Atención, que me gusta escuchar
gente que piensa distinto de mí. Por ejemplo, escucharía con interés a un amish
de esos que viven en La Pampa, que siempre me han parecido coherentes. No
usan energía eléctrica, viajan en carro (en el pueblo vecino se les acaba lo
que entienden por “mundo”), cosen su ropa, hacen cuentas con un ábaco y
piensan que a los chicos únicamente hay que enseñarles los rudimentos de la aritmética,
el idioma alemán y La Biblia porque todo lo demás es pecaminoso o inútil. No les
interesa en absoluto conocer la utilidad del acelerador de partículas pero
tampoco la de un termotanque y los tiene sin cuidado privarse de un cuadro de
Velázquez, o de Adiós Nonino. No se angustian por el impuesto del
treinta por ciento sobre el precio de la suscripción de Spotify.
En cambio, nuestros espiritualistas me
ponen un poquito nervioso cuando parecen ignorar aquello de que han decidido libremente
depender. Sus hijos desayunaron hoy porque alguien (no ellos) ordeñó a las
cuatro de la mañana, un camionero cargó los tarros, una industria procesó, refrigeró
y transportó la leche, los empleados del supermercado la pusieron en la
góndola, alguien mantuvo sistemas informáticos, todo mientras ellos vociferaban
la necesidad de liberarnos de la tiranía de lo material (condición que tiene
también la proteína de la leche). Les cae simpático el que ordeña porque lo
presumen pobre, acaso también “cátaro”, pero no la multinacional que fabricó el
reactivo que le vendió al tipo para descartar que su vaca estuviera embichada,
ni la segunda multinacional que le venderá el antibiótico cuando haga falta. De
este problema salen con la tesis paranoica de que todas (importante: todas) las
aparentes necesidades han sido antes creadas de manera perversa por las
corporaciones, como si la naturaleza y la condición humana no tuvieran ellas
solitas una capacidad asombrosa de producir problemas de manera permanente. El
neocatarismo del siglo veintiuno ha identificado a sus nuevos demonios.
Que cada uno ordeñara en la ermita para
desayunar sería poco eficiente. Y para aprovechar el fruto del pensamiento y
del esfuerzo ajenos se me ocurre que hay sólo tres caminos: la violencia (no me
convence), la solidaridad (maravillosa virtud, pero presumirla en todos y siempre
es medio bobo) o los intercambios voluntarios. Parece que no hay más remedio
que permitir que unos cultiven naranjas y que otros hagan masajes para que no
volvamos a morir en promedio a los treinta y siete años, desdentados,
analfabetos y sin conocer más que la aldea de al lado. Entonces yo trato de
decirles a mis amigos bienintencionados que, desgraciadamente, la leche y la
rueda del carro (y, para el que la valore, también la cirugía con anestesia)
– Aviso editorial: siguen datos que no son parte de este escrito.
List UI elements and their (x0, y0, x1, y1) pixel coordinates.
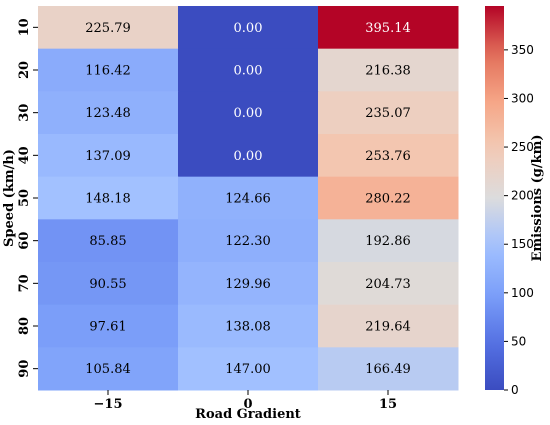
cell-value-label: 85.85 (89, 234, 126, 249)
heatmap-cell (318, 219, 459, 263)
cell-value-label: 0.00 (234, 149, 263, 164)
heatmap-cell (178, 304, 319, 348)
heatmap-cell (318, 304, 459, 348)
heatmap-cell (318, 91, 459, 135)
cell-value-label: 90.55 (89, 277, 126, 292)
colorbar-tick-label: 350 (511, 43, 534, 57)
cell-value-label: 122.30 (225, 234, 271, 249)
cell-value-label: 395.14 (365, 21, 411, 36)
heatmap-cell (178, 219, 319, 263)
cell-value-label: 253.76 (365, 149, 411, 164)
cell-value-label: 138.08 (225, 320, 271, 335)
cell-value-label: 0.00 (234, 64, 263, 79)
heatmap-cell (38, 262, 179, 306)
heatmap-cell (178, 91, 319, 135)
colorbar-tick-label: 250 (511, 140, 534, 154)
heatmap-cell (318, 176, 459, 220)
cell-value-label: 166.49 (365, 362, 411, 377)
cell-value-label: 192.86 (365, 234, 411, 249)
heatmap-cell (38, 134, 179, 178)
heatmap-cell (318, 48, 459, 92)
cell-value-label: 235.07 (365, 106, 411, 121)
cell-value-label: 148.18 (85, 192, 131, 207)
heatmap-cell (38, 91, 179, 135)
y-tick-label: 60 (17, 232, 32, 250)
cell-value-label: 105.84 (85, 362, 131, 377)
colorbar-tick-label: 150 (511, 237, 534, 251)
y-tick-label: 30 (17, 104, 32, 122)
y-axis: 10 20 30 40 50 60 70 80 90 (17, 18, 38, 378)
x-tick-label: 15 (379, 397, 397, 412)
heatmap-cell (38, 304, 179, 348)
cell-value-label: 137.09 (85, 149, 131, 164)
colorbar-tick-label: 100 (511, 286, 534, 300)
heatmap-cell (318, 347, 459, 391)
x-axis: −15 0 15 (94, 390, 397, 412)
colorbar-gradient (485, 6, 504, 390)
cell-value-label: 225.79 (85, 21, 131, 36)
heatmap-cell (38, 219, 179, 263)
cell-value-label: 0.00 (234, 21, 263, 36)
y-tick-label: 40 (17, 146, 32, 164)
y-tick-label: 70 (17, 274, 32, 292)
x-tick-label: −15 (94, 397, 123, 412)
heatmap-cell (318, 262, 459, 306)
colorbar-title: Emissions (g/km) (530, 134, 545, 261)
y-tick-label: 80 (17, 317, 32, 335)
heatmap-cell (38, 48, 179, 92)
colorbar-tick-label: 300 (511, 91, 534, 105)
heatmap-cell-labels: 225.79 0.00 395.14 116.42 0.00 216.38 123.48 0.… (85, 21, 411, 377)
heatmap-cell (178, 48, 319, 92)
cell-value-label: 129.96 (225, 277, 271, 292)
heatmap-cell (38, 176, 179, 220)
x-tick-label: 0 (243, 397, 252, 412)
heatmap-cell (178, 6, 319, 50)
heatmap-cell (178, 262, 319, 306)
x-axis-title: Road Gradient (195, 407, 301, 422)
heatmap-cell (178, 347, 319, 391)
colorbar-tick-label: 0 (511, 383, 519, 397)
y-axis-title: Speed (km/h) (2, 149, 17, 247)
cell-value-label: 123.48 (85, 106, 131, 121)
cell-value-label: 219.64 (365, 320, 411, 335)
heatmap-cell (178, 134, 319, 178)
y-tick-label: 90 (17, 360, 32, 378)
cell-value-label: 280.22 (365, 192, 411, 207)
heatmap-cell (318, 6, 459, 50)
y-tick-label: 10 (17, 18, 32, 36)
cell-value-label: 204.73 (365, 277, 411, 292)
heatmap-cell (178, 176, 319, 220)
cell-value-label: 216.38 (365, 64, 411, 79)
y-tick-label: 50 (17, 189, 32, 207)
cell-value-label: 124.66 (225, 192, 271, 207)
colorbar-tick-label: 200 (511, 189, 534, 203)
cell-value-label: 0.00 (234, 106, 263, 121)
heatmap-cells (38, 6, 459, 391)
y-tick-label: 20 (17, 61, 32, 79)
heatmap-cell (38, 347, 179, 391)
cell-value-label: 97.61 (89, 320, 126, 335)
colorbar: 0 50 100 150 200 250 300 350 (485, 6, 534, 397)
cell-value-label: 116.42 (85, 64, 131, 79)
cell-value-label: 147.00 (225, 362, 271, 377)
heatmap-cell (38, 6, 179, 50)
colorbar-tick-label: 50 (511, 334, 526, 348)
heatmap-cell (318, 134, 459, 178)
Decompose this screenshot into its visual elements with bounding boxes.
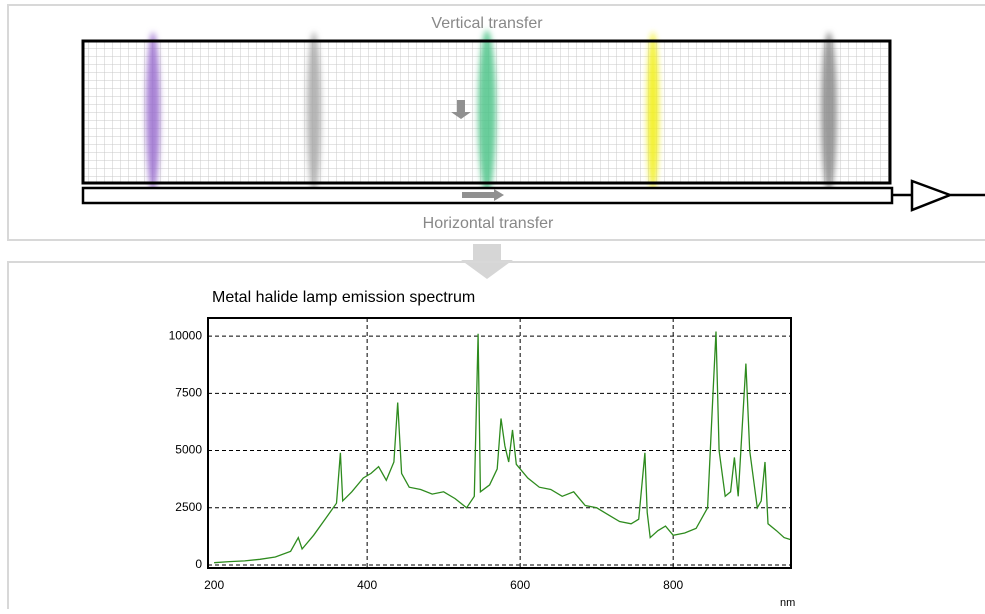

sólo vendrán si mucha gente vuelve lo antes posible a gastar en cosas tan
“superfluas” como pinturas al óleo, Fernet Branca, cruceros por el Caribe,
implantes mamarios, partidos de fútbol del Barcelona, galletitas Oreo, tinturas
capilares, menús de McDonald’s, autos Minicooper, bizcochitos de grasa,
vestidos de novia, peluches, imanes para la heladera, ramos de flores, dulce de
membrillo, juguetes para hacer burbujas con jabón, videojuegos, honorarios de
contables y hasta embrutecedores y aborrecibles (para mi gusto) programas de
Marcelo Tinelli. Si todos nos dedicáramos a meditar en una caverna nos
terminaríamos masacrando unos a otros, como imagino que harían los cavernícolas
antes de dedicarse a comerciar.
Como de costumbre, tendremos que
mantenernos alertas para detectar al imbécil que piense que debe entregar la
vida o los afectos, o traicionar su código moral, por cualquiera de las cosas que
ve en un mercado, y cuidarnos mucho de él. La mayor de las imbecilidades acaso
sea la pretensión de vivir en un mundo sin imbéciles. No se los puede eliminar en
una noche como a los pobres cátaros. Que no eran para nada malos tipos.
Una observación más que atinada para estos días en los que el miedo se llevó puestas las "convicciones" de las que muchos alardeaban.